We aren’t preparing the nation for the kind of brutal cyberwarfare that is now a serious concern, and so we’re forced to fight it in a two-front war: we’re not protecting the government against physical attacks, but we’re not protecting our citizens from devastating cyberattacks either. It is for this reason that our nation’s leaders need to do more to ensure that everyone is covered by a common set of cyberdefense policies.
To be clear, this isn’t about the creation of a “doomsday” federal bureaucracy that would oversee and regulate the entire cyber landscape. We all know how complex and unmanageable a federal bureaucracy can be. Instead, such a “single authority” approach to cyber security would be a pragmatic solution to bringing national cyber defense policies into harmony with different agencies’ long-term goals and capabilities.

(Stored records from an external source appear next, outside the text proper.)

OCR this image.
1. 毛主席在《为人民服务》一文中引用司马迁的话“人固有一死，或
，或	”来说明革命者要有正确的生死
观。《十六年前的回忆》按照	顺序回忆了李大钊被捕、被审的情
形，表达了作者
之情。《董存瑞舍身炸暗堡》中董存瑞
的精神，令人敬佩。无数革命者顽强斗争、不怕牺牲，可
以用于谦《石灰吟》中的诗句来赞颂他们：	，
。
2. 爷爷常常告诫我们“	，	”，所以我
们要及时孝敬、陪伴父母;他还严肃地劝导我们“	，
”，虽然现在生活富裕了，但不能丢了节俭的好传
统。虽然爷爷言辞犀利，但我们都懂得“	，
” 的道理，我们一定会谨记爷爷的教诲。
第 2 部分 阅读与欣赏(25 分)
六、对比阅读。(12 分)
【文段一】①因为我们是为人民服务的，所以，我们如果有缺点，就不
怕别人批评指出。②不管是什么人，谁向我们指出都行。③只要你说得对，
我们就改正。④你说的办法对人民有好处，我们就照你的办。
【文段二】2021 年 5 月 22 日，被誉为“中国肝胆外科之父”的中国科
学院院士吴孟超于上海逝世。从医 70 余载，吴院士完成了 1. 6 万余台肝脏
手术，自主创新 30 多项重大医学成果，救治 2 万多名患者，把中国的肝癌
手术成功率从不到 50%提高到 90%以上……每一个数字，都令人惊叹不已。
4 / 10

We can do that by updating our cyber defenses to ensure that our criminal attackers are no longer able to penetrate our critical infrastructure. These common-sense steps are just about the size of their respective icebergs. Imagine riding a nuclear missile as the submarine below it slows down, lowering the possibility of an imminent strike by a single harpoon. Imagine heading into battle with no offensive weapons.
When the American troops landed on D-Day, the sea in front of them was relatively calm. That very calmness, the absence of fear, conferred the ability to tackle the role-playing of British and French troops. It is a similar principle in cyberpolicy. While a boat motoring beneath a chattel ship is quiet and unperturbed, it’s not the same as racing with heavy artillery shells, perhaps making the decision to attack feel far less imminent.
For a student to board a train and witness that big blue car from his school courtyard only to experience a terrorsaw afterward are predictable and utterly unacceptable – but we have been forced to accept them because we haven’t offered any other kind of protection.
Dakota Meyer, a Republican, is a retired Marine Corps colonel.
The views and opinions expressed in this article are those of the author and do not necessarily reflect the views of, and should not be attributed to, Fox News.